So the government and the
media have done it again! Once again the skeletons tumbled out of the closet
but somewhere in the store that rat had nibbled out the cork leaving the red
wine flow unappreciated and hence the whole household, with that nonexistent
cat, is running after it.
Congratulations to the giants
of the game for taking away all the focus from a nation-wide cross generational
endemic, affectionately called corruption, by talking intellectual nonsense
about petro prices and FDI in retail. Thank you my enlightened brethren who
have made the white world their home, my dear formidable NRI role models, all
graduates from posh B-schools whose fees my hardworking and honest father could
not afford, for talking absolute ‘sense’ about the degraded Indian economy
which indeed is like the famished African refusing to sell oil for food. Thanks
for reiterating ‘enough is enough, let’s not talk of corruption and the coal
scam because the Indian economy is in dire straits’ so as to debate the
new-generation Big Bang that would conjure a new world where some of my privileged,
and intellectually blessed, friends would rule.
Now somewhere in all this
formidable discussion figuring jargons and graphs and numbers and dollar bills
and debt crisis and crude prices and what not, I – the average ‘common man’ who
earns say just over 20,000 per month and follows all these matters of grave
interest with great enthusiasm with the honest intention to understand, if not
participate, the process of running an economy- am getting lost.
Can anyone tell me how would
the Indian economy post this Big Bang benefit me? You see I am a ‘common man’ –
a term that the Indian political ‘class’ and the media at its service have
coined.
If at all words can depict
social psychology through binary, then this term – ‘common man’ or ‘aam aadmi’-
says a lot about how our politicians think. We are ‘common’, we are the
ordinary.

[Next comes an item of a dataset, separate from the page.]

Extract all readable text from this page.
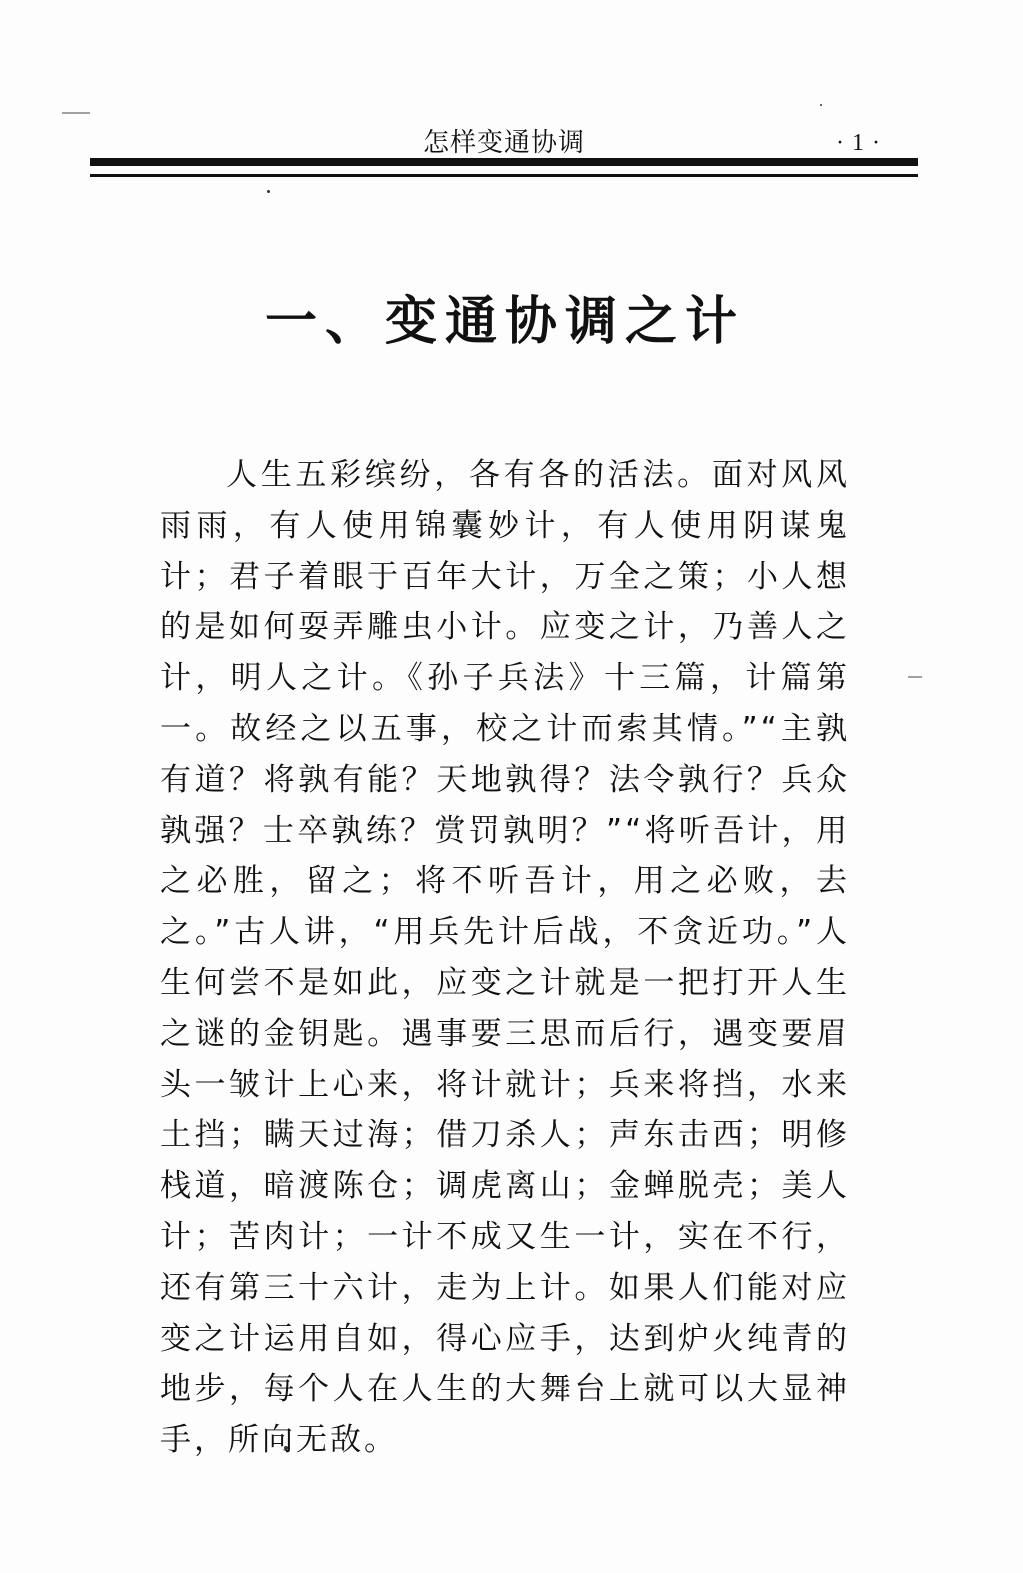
怎样变通协调	·1·
一、变通协调之计

人生五彩缤纷，各有各的活法。面对风风雨雨，有人使用锦囊妙计，有人使用阴谋鬼计；君子着眼于百年大计，万全之策；小人想的是如何耍弄雕虫小计。应变之计，乃善人之计，明人之计。《孙子兵法》十三篇，计篇第一。故经之以五事，校之计而索其情。”“主孰有道？将孰有能？天地孰得？法令孰行？兵众孰强？士卒孰练？赏罚孰明？”“将听吾计，用之必胜，留之；将不听吾计，用之必败，去之。”古人讲，“用兵先计后战，不贪近功。”人生何尝不是如此，应变之计就是一把打开人生之谜的金钥匙。遇事要三思而后行，遇变要眉头一皱计上心来，将计就计；兵来将挡，水来土挡；瞒天过海；借刀杀人；声东击西；明修栈道，暗渡陈仓；调虎离山；金蝉脱壳；美人计；苦肉计；一计不成又生一计，实在不行，还有第三十六计，走为上计。如果人们能对应变之计运用自如，得心应手，达到炉火纯青的地步，每个人在人生的大舞台上就可以大显神手，所向无敌。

Hence, we should have to bear the burden of unemployment, of the
ravaged economy, of inflation, of a quarterly rise in petro prices, of crammed
rail coaches, of bribery to get a passport processed, of power cuts, of traffic
jams while a convoy is passing. Vis-à-vis are the people who don’t come under
this definition ‘common man’. I mean the politicians, the business houses that
run governments and the well-paid national media.
Let me elaborate. All our netas would say this would harm the
common man, that was a betrayal of the common man’s trust, these are what the
common man does not want… Have they ever made a statement where they are a part
of this common man’s class? They are special. Aren’t they? So MPs get free
diesel, ride imported cars, own mines and businesses yet get subsidized delicacies
at the parliament canteen, have free homes in the national capital where there
is uninterrupted power supply, travel free with no queues for tickets and many
more. Please don’t forfeit these. After all we have voted you to and for
privilege/s. Take them, but don’t talk such rubbish about the economy because
you very well know that the money lost in these innumerable and shameless scams
and those dollars deposited overseas could have done turned all your promises
and planning to reality.
But why aren’t there any
efforts netaji?
Ah c’mon
man! Try to understand.
I didn't understand where your frustration is directed here? At the netas, the media, or the economists? or all of them? Also, are you against these reforms, or just upset that they have taken the attention off the coal scam?
ReplyDeleteDear Adi,
DeleteFirst thanks for the comment. It's so rare in my case! My anger is directed towards everything . It's really disturbing to see how our great men fail to realise that by solving some basic equations they can avoid the calculus. And as for these reforms, multinational branding of India is bound to happen, but whom it would benefit and at what cost could only be ascertained in the long run. But who would be patient for that long anyway?